Washington and Lee’s Department of Theatre, Dance and Film Studies will present the W&L Repertory Dance Company and the Rockbridge Symphony together in concert at the Lenfest Center for the Arts this week.
Performances are Thursday, Friday and Saturday evenings at 7:30. Tickets can be purchased by calling (540) 458-8000 or going online to the Lenfest website.
The department, said a spokeswoman, is committed to including, supporting, and uplifting the voices of students of color and other underrepresented minority groups on the campus, and therefore dedicates at least one performance each year that is written by a BIPOC (Black, indigenous, and people of color) playwright, and one for which the primary artistic visionary is BIPOC.
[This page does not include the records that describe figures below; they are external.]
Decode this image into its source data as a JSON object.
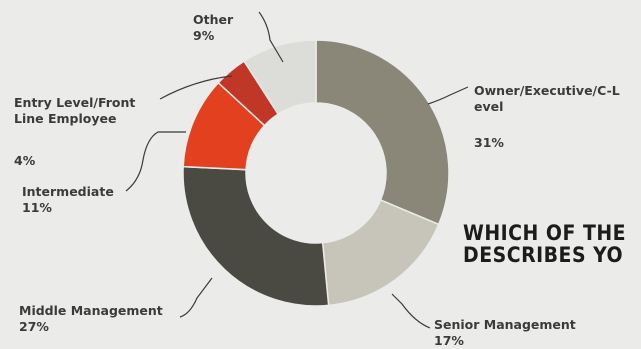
{
  "chart_data": {
    "type": "pie",
    "donut": true,
    "categories": [
      "Owner/Executive/C-Level",
      "Senior Management",
      "Middle Management",
      "Intermediate",
      "Entry Level/Front Line Employee",
      "Other"
    ],
    "values": [
      31,
      17,
      27,
      11,
      4,
      9
    ],
    "labels": [
      {
        "name_lines": [
          "Owner/Executive/C-L",
          "evel"
        ],
        "value": "31%"
      },
      {
        "name_lines": [
          "Senior Management"
        ],
        "value": "17%"
      },
      {
        "name_lines": [
          "Middle Management"
        ],
        "value": "27%"
      },
      {
        "name_lines": [
          "Intermediate"
        ],
        "value": "11%"
      },
      {
        "name_lines": [
          "Entry Level/Front",
          "Line Employee"
        ],
        "value": "4%"
      },
      {
        "name_lines": [
          "Other"
        ],
        "value": "9%"
      }
    ],
    "colors": [
      "#8a8779",
      "#c7c5b9",
      "#4a4942",
      "#e2401f",
      "#c03627",
      "#dcdcd8"
    ],
    "title_lines": [
      "WHICH OF THE",
      "DESCRIBES YO"
    ]
  }
}
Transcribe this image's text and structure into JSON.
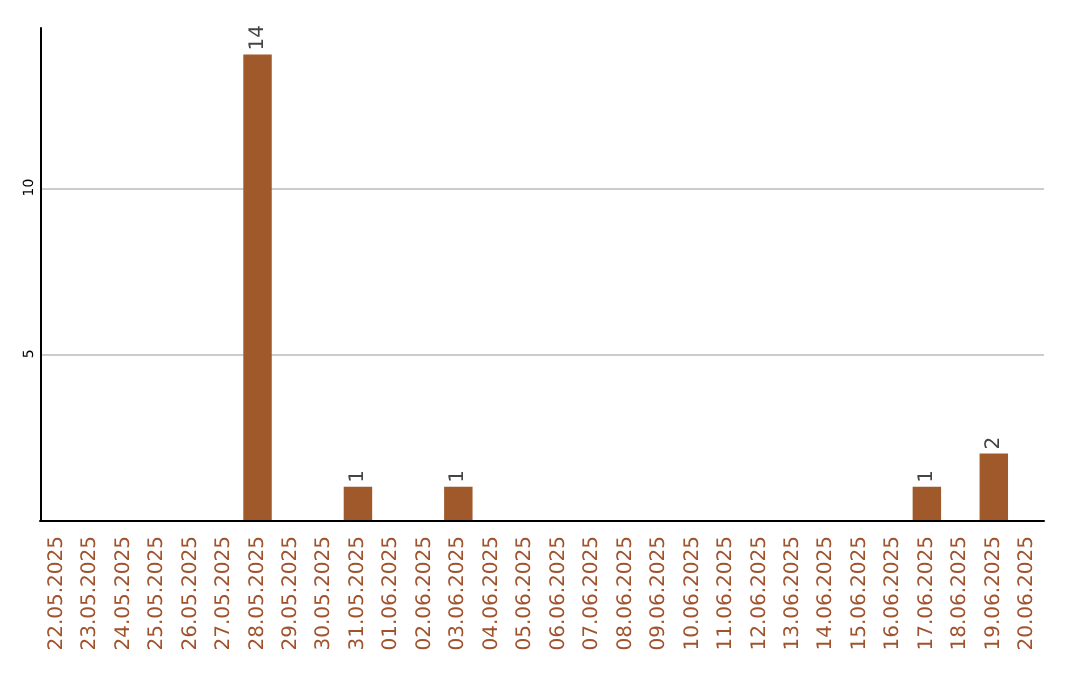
{
  "chart_data": {
    "type": "bar",
    "categories": [
      "22.05.2025",
      "23.05.2025",
      "24.05.2025",
      "25.05.2025",
      "26.05.2025",
      "27.05.2025",
      "28.05.2025",
      "29.05.2025",
      "30.05.2025",
      "31.05.2025",
      "01.06.2025",
      "02.06.2025",
      "03.06.2025",
      "04.06.2025",
      "05.06.2025",
      "06.06.2025",
      "07.06.2025",
      "08.06.2025",
      "09.06.2025",
      "10.06.2025",
      "11.06.2025",
      "12.06.2025",
      "13.06.2025",
      "14.06.2025",
      "15.06.2025",
      "16.06.2025",
      "17.06.2025",
      "18.06.2025",
      "19.06.2025",
      "20.06.2025"
    ],
    "values": [
      0,
      0,
      0,
      0,
      0,
      0,
      14,
      0,
      0,
      1,
      0,
      0,
      1,
      0,
      0,
      0,
      0,
      0,
      0,
      0,
      0,
      0,
      0,
      0,
      0,
      0,
      1,
      0,
      2,
      0
    ],
    "value_labels": [
      null,
      null,
      null,
      null,
      null,
      null,
      "14",
      null,
      null,
      "1",
      null,
      null,
      "1",
      null,
      null,
      null,
      null,
      null,
      null,
      null,
      null,
      null,
      null,
      null,
      null,
      null,
      "1",
      null,
      "2",
      null
    ],
    "color": "#a0592a",
    "ylim": [
      0,
      14.8
    ],
    "yticks": [
      5,
      10
    ],
    "grid": "y"
  }
}
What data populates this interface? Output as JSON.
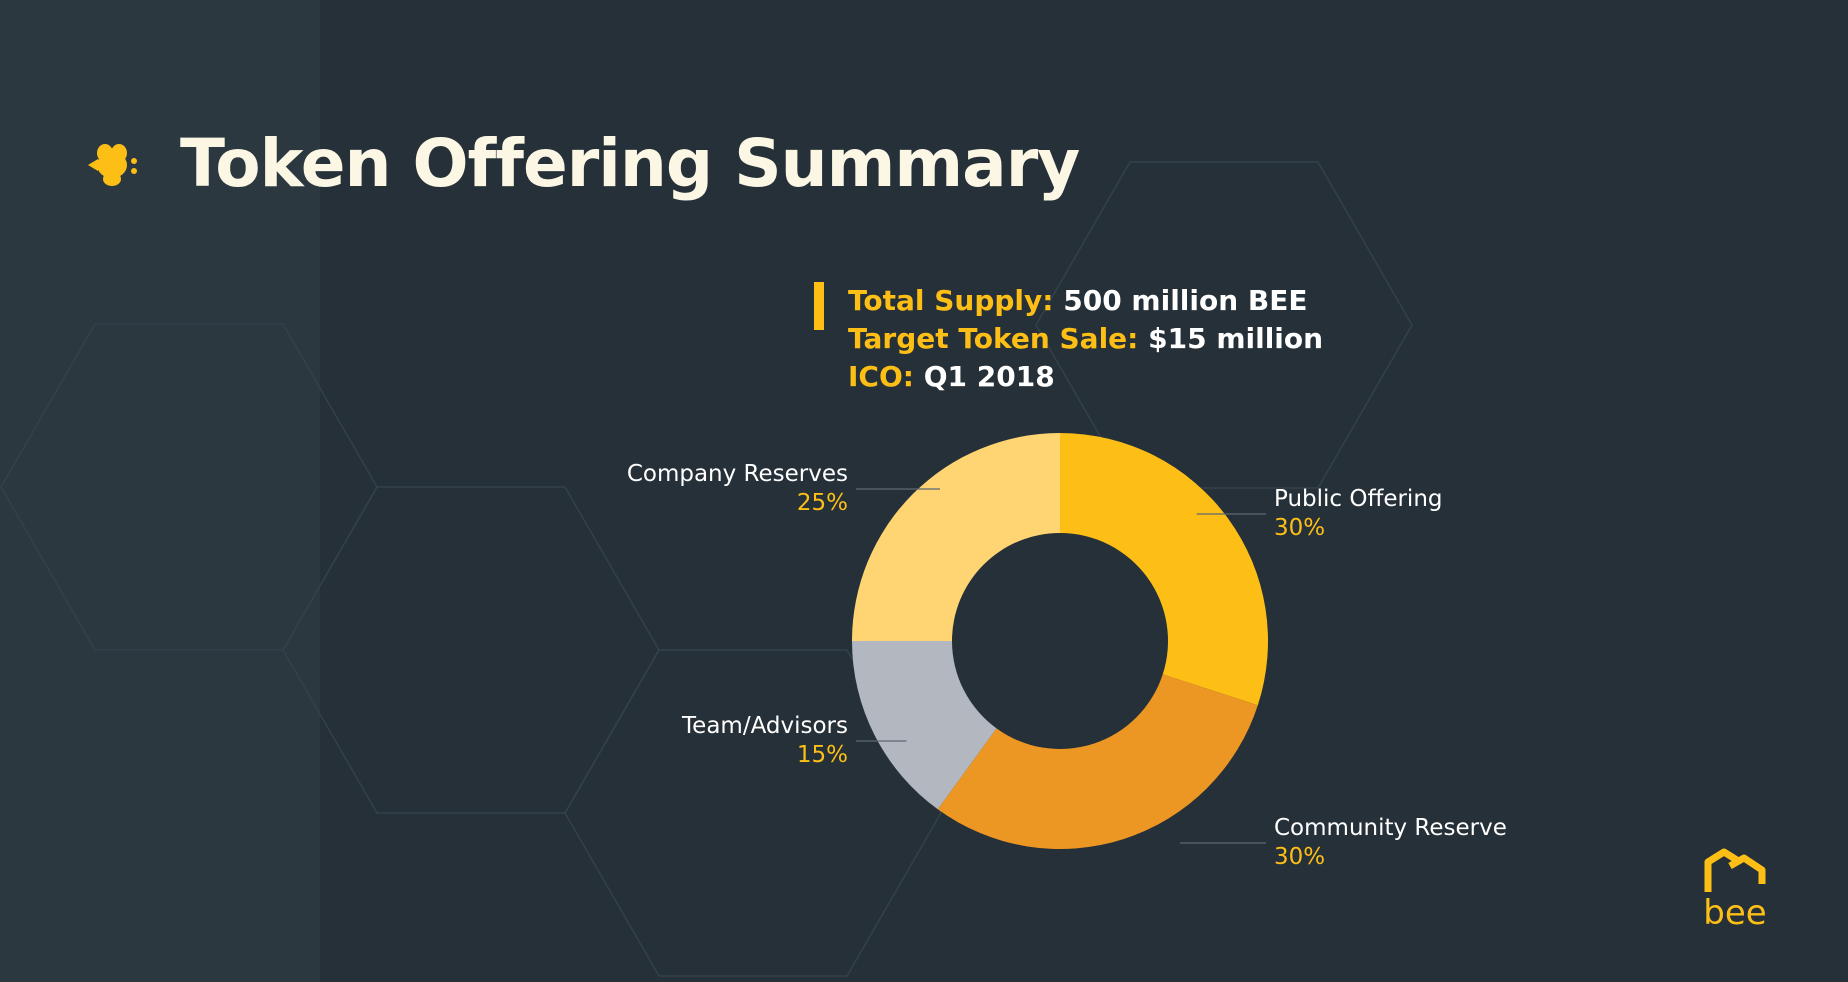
{
  "slide": {
    "title": "Token Offering Summary",
    "accent_color": "#fdbf16",
    "title_color": "#fbf7e4",
    "background_color": "#263038",
    "icon": "bee-icon"
  },
  "facts": [
    {
      "key": "Total Supply:",
      "value": "500 million BEE"
    },
    {
      "key": "Target Token Sale:",
      "value": "$15 million"
    },
    {
      "key": "ICO:",
      "value": "Q1 2018"
    }
  ],
  "chart_data": {
    "type": "pie",
    "donut": true,
    "categories": [
      "Public Offering",
      "Community Reserve",
      "Team/Advisors",
      "Company Reserves"
    ],
    "values": [
      30,
      30,
      15,
      25
    ],
    "labels": [
      "30%",
      "30%",
      "15%",
      "25%"
    ],
    "colors": [
      "#fdbf16",
      "#ec9623",
      "#b3b8c0",
      "#fed572"
    ]
  },
  "logo": {
    "text": "bee",
    "icon": "house-logo-icon"
  }
}
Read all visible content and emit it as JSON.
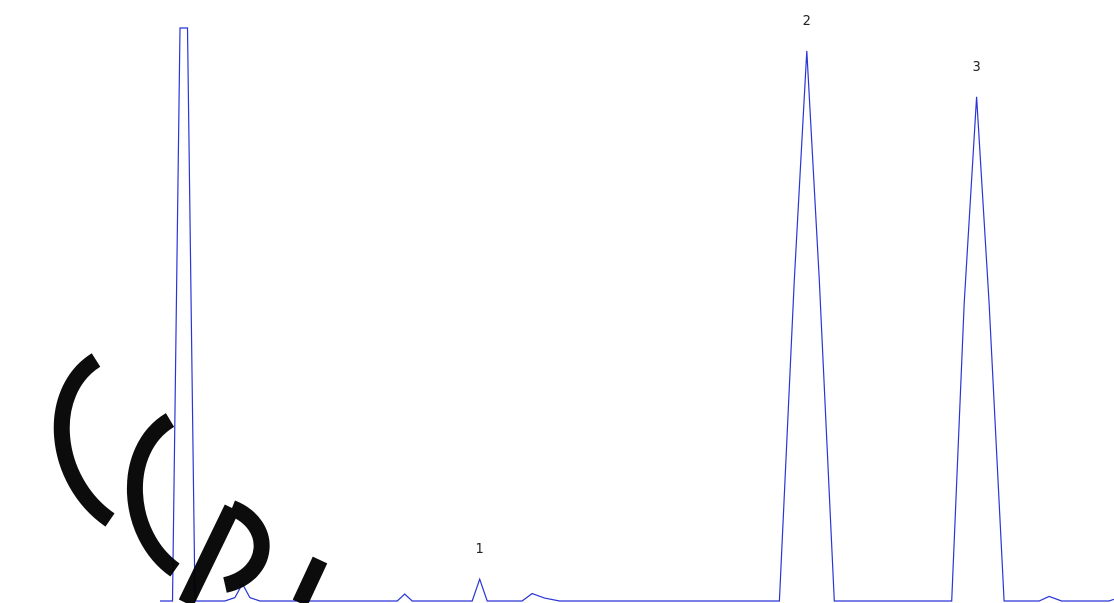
{
  "chart_data": {
    "type": "line",
    "title": "",
    "xlabel": "",
    "ylabel": "",
    "grid": false,
    "legend": "none",
    "series": [
      {
        "color": "#2a35d8",
        "points": [
          [
            0.0,
            0.0
          ],
          [
            0.5,
            0.0
          ],
          [
            0.8,
            100.0
          ],
          [
            1.1,
            100.0
          ],
          [
            1.4,
            0.0
          ],
          [
            2.6,
            0.0
          ],
          [
            3.0,
            0.6
          ],
          [
            3.3,
            3.0
          ],
          [
            3.6,
            0.6
          ],
          [
            4.0,
            0.0
          ],
          [
            9.5,
            0.0
          ],
          [
            9.8,
            1.2
          ],
          [
            10.1,
            0.0
          ],
          [
            12.5,
            0.0
          ],
          [
            12.8,
            3.8
          ],
          [
            13.1,
            0.0
          ],
          [
            14.5,
            0.0
          ],
          [
            14.9,
            1.3
          ],
          [
            15.4,
            0.5
          ],
          [
            16.0,
            0.0
          ],
          [
            24.8,
            0.0
          ],
          [
            25.4,
            56.0
          ],
          [
            25.9,
            96.0
          ],
          [
            26.4,
            56.0
          ],
          [
            27.0,
            0.0
          ],
          [
            31.7,
            0.0
          ],
          [
            32.2,
            52.0
          ],
          [
            32.7,
            88.0
          ],
          [
            33.2,
            52.0
          ],
          [
            33.8,
            0.0
          ],
          [
            35.2,
            0.0
          ],
          [
            35.6,
            0.8
          ],
          [
            36.1,
            0.0
          ],
          [
            38.0,
            0.0
          ],
          [
            38.2,
            0.3
          ]
        ]
      }
    ],
    "peaks": [
      {
        "label": "1",
        "x": 12.8
      },
      {
        "label": "2",
        "x": 25.9
      },
      {
        "label": "3",
        "x": 32.7
      }
    ],
    "watermark": "CCPL"
  }
}
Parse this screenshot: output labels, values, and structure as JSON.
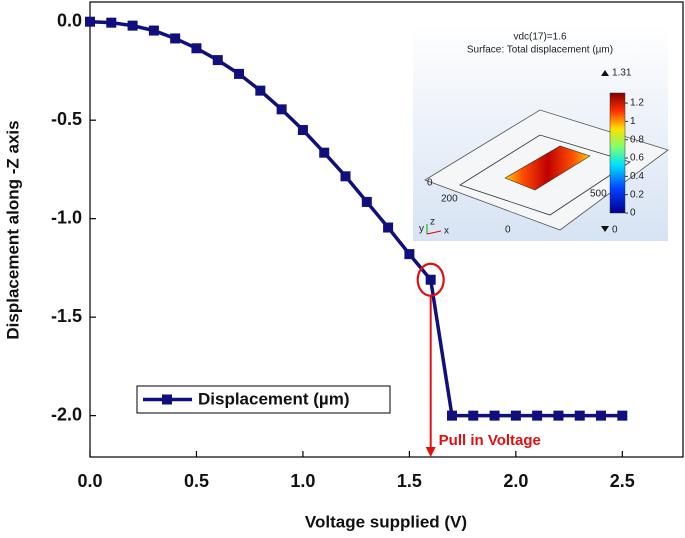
{
  "chart_data": {
    "type": "line",
    "x": [
      0,
      0.1,
      0.2,
      0.3,
      0.4,
      0.5,
      0.6,
      0.7,
      0.8,
      0.9,
      1.0,
      1.1,
      1.2,
      1.3,
      1.4,
      1.5,
      1.6,
      1.7,
      1.8,
      1.9,
      2.0,
      2.1,
      2.2,
      2.3,
      2.4,
      2.5
    ],
    "series": [
      {
        "name": "Displacement (µm)",
        "color": "#0f0f7d",
        "values": [
          0,
          -0.005,
          -0.02,
          -0.045,
          -0.085,
          -0.135,
          -0.195,
          -0.265,
          -0.35,
          -0.445,
          -0.55,
          -0.665,
          -0.785,
          -0.915,
          -1.045,
          -1.18,
          -1.31,
          -2.0,
          -2.0,
          -2.0,
          -2.0,
          -2.0,
          -2.0,
          -2.0,
          -2.0,
          -2.0
        ]
      }
    ],
    "xlim": [
      0,
      2.785
    ],
    "ylim": [
      -2.21,
      0.1
    ],
    "xticks": [
      {
        "value": 0,
        "label": "0.0"
      },
      0.5,
      {
        "value": 1,
        "label": "1.0"
      },
      1.5,
      {
        "value": 2,
        "label": "2.0"
      },
      2.5
    ],
    "yticks": [
      {
        "value": 0,
        "label": "0.0"
      },
      -0.5,
      {
        "value": -1,
        "label": "-1.0"
      },
      -1.5,
      {
        "value": -2,
        "label": "-2.0"
      }
    ],
    "xlabel": "Voltage supplied (V)",
    "ylabel": "Displacement along -Z axis",
    "legend": "lower-left",
    "annotation": {
      "text": "Pull in Voltage",
      "x": 1.6,
      "y": -1.31,
      "color": "#e01010"
    },
    "inset": {
      "title": "vdc(17)=1.6",
      "subtitle": "Surface: Total displacement (µm)",
      "max": 1.31,
      "min": 0,
      "colorbar_ticks": [
        1.2,
        1,
        0.8,
        0.6,
        0.4,
        0.2,
        0
      ],
      "scale_labels": [
        "500",
        "200",
        "0",
        "0"
      ],
      "axes_labels": [
        "z",
        "y",
        "x"
      ]
    }
  }
}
The guest artistic visionary for this concert is Justice Miles. She is a choreographer, dancer, and scholar who investigates the connections between contemporary dance, flamenco, and Blackness.
Miles was integral in hosting three internationally acclaimed African American dance artists this semester at Washington and Lee. Students worked intensively with Lauren Putty White, a former dancer with internationally renowned Philadanco; Rujeko Dumbutshena, who performed in the Bill T Jones Broadway production of “FELA!;” and Edgar Page, who trained at the Ailey School and toured with Cleo Parker Robinson Ensemble.
Miles exposed the dancers to new movement forms, giving them the opportunity to expand their horizons experientially and participate in embodied learning, said the spokeswoman.
Additionally, this concert marks the first collaboration between W&L Dance and the Rockbridge Symphony, who have come together on this program with a shared desire to celebrate African American artists. The orchestra, under the baton of music director Yi-Ping Chen, will accompany nine dances set to three pioneering works by Black composers.
“Dances in the Canebrakes” is a groundbreaking 1930s composition by Florence Price. The first movement of the work is a syncopated ragtime, the second is reflective of “slow drag,” and the final movement reflects the escapism of fancydress balls that likely originated on antebellum plantations as a Black satire of white society.
“Five Movements in Color, II Soul of Remembrance,” by contemporary composer and jazz pianist Mary Watkins, was created as a statement about the African American experience. Musicologist William Runyan noted, “Its lush string textures, funereal tempo, and expressive melodic lines are an eloquent paean to lingering memories of the tragedy of the African Diaspora and its aftermath.”
Finally, “The River,” by jazz’s legendary arranger and composer, Duke Ellington, rounds out the show. Ellington’s work is a ballet suite originally composed on commission in 1970 by the American Ballet Theater for choreographer Alvin Ailey. Ellington described it as “a metaphor in which the progress of a river parallels human life; from its source in a spring, growing from a rivulet to a mighty river flowing into the sea.” The respective movements illustrate the journey.
“Collaborating with the Rockbridge Symphony is a goal we’ve been working toward for many years,” said Jenefer Davies, artistic director of the W&L Repertory Dance Company. “Combining live music with dance produces powerful embodied pedagogical outcomes. Dancing to live music creates a special synergy between musician and dancer and is a rare treat at the collegiate level. We’re so pleased to share the bounty of this collaboration with local and student audiences.”